On a bad day, I've had to go from an
hour-long code on a young girl who died in the trauma bay after being hit by a
drunk driver, immediately into the room of someone looking for a prescription
for pain medication.
I have to show compassion to that
person, with the echoes of that little girl's dead eyes in the back of my mind.
#2. We Notice Some Weird (Cynical)
Trends
Mondays are the worst.
About 5
percent of what I see in the Emergency Room are actual emergencies, 10 percent
are urgent cases, and the rest of the people who come into an ER could probably
have waited for a normal duty doctor.
And a huge number of those
non-emergency, non-urgent cases flood us on Monday.
Why? Well, if someone pulls their
back on a Friday, they're not going to waste weekend time in the hospital.
They're going to come in Monday --
to get their minor injury seen to and a doctor's excuse for their work absence.
There are a
lot of things like that we start to notice over time.
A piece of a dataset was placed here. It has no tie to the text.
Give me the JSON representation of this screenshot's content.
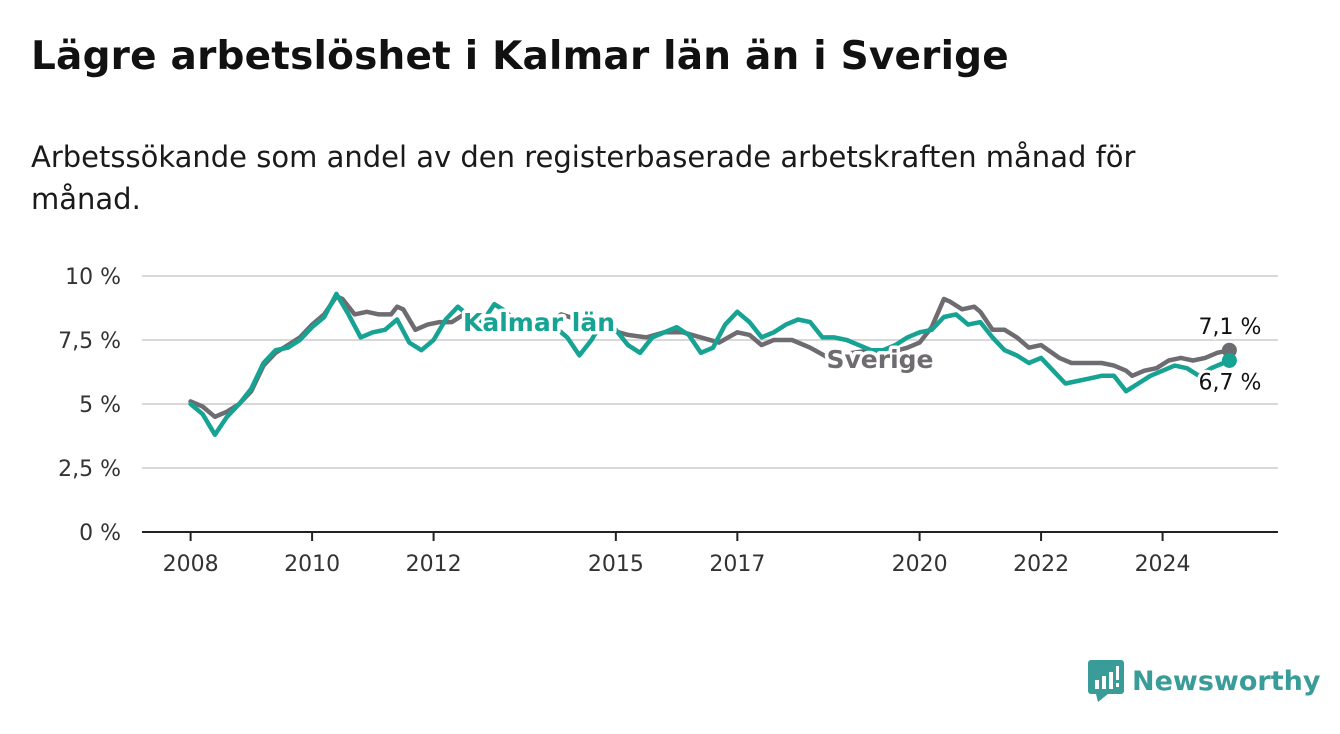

Another one: the patients most
likely to pass out while getting stitches are young guys with tattoos -- women
and old people do so much better.
I make the young guys lie down
before we even start. They're going to pass out anyway, and anticipating that
makes less work for me.
And then there are the drug-seeking people;
They're not usually hard to spot.
They'll claim, "I'm allergic to everything but one drug
... it starts with a D?" That's the narcotic painkiller Dilaudid, and they
damn well know the real name.
But every drug-seeker seems to follow the same script:
they'll come in claiming some legitimate, recurring problem, and then act as if
the name of the only pain drug that works for them (which just happens to be a
narcotic, every time) is some half-remembered riddle.
If this all sounds like I'm being judgmental, well ...
#1. Yes, I'm Judging You
I said above that only a small
percentage of what I see are actually urgent cases.
Well, everything about the whole ER
experience -- from the long wait to the annoyed look on a nurse's face -- makes
more sense if you keep that in mind.
As for me,
it takes only a few minutes to know if I like you or not.
It's not going to affect your
standard of care, because I'm a professional. But it might affect if I
remember to tell your nurse you asked for a blanket, or if I go out of my way
to offer you a written work excuse. Petty? Maybe.
But this is what you're going to get
until they finally staff hospitals with robots: ER doctors are human beings and compassion fatigue is an actual thing.
Once you see enough gunshot wounds
and car wreck victims, it gets difficult to care about someone who declares
their chronic back pain to be an emergency.
If you think it's callous to be annoyed by someone who is
truly in pain, you have to keep the context in mind.
Everyone who walks in thinks their situation is an emergency
-- it's right there on the sign -- but only some of those people are right.
And there is no correlation between how much people
complain/make demands and how urgently they need help.
The person screaming for pain pills for their pulled muscle
is going to have to wait behind the guy who is quietly hemorrhaging.
And the person who has to wait is not going to like it.
Things that will earn my wrath: boasting that you have a "high pain tolerance" (if you've had that thought, it's almost certainly not true), not having any idea what medications you take, not having tried anything for your pain at home (you are young and healthy, it's OK to take a Tylenol for your toothache before coming into the ER), being above the age of 10 and bringing a stuffed animal in with you, the list goes on.
Doctors are human, and we definitely
do not have an endless amount of patience.
And nothing in medical school taught
me how to be forgiving of someone who, for instance, claims they couldn't
afford the antibiotics that were prescribed for their child, but show up with
cigarettes in hand.
If you're
worried about pissing off your ER doc, remember: it's not hard to avoid.
Just be honest about your symptoms,
and don't be offended if we aren't always as sympathetic as you'd like.
You have no idea what we saw 10
minutes before walking into your exam room.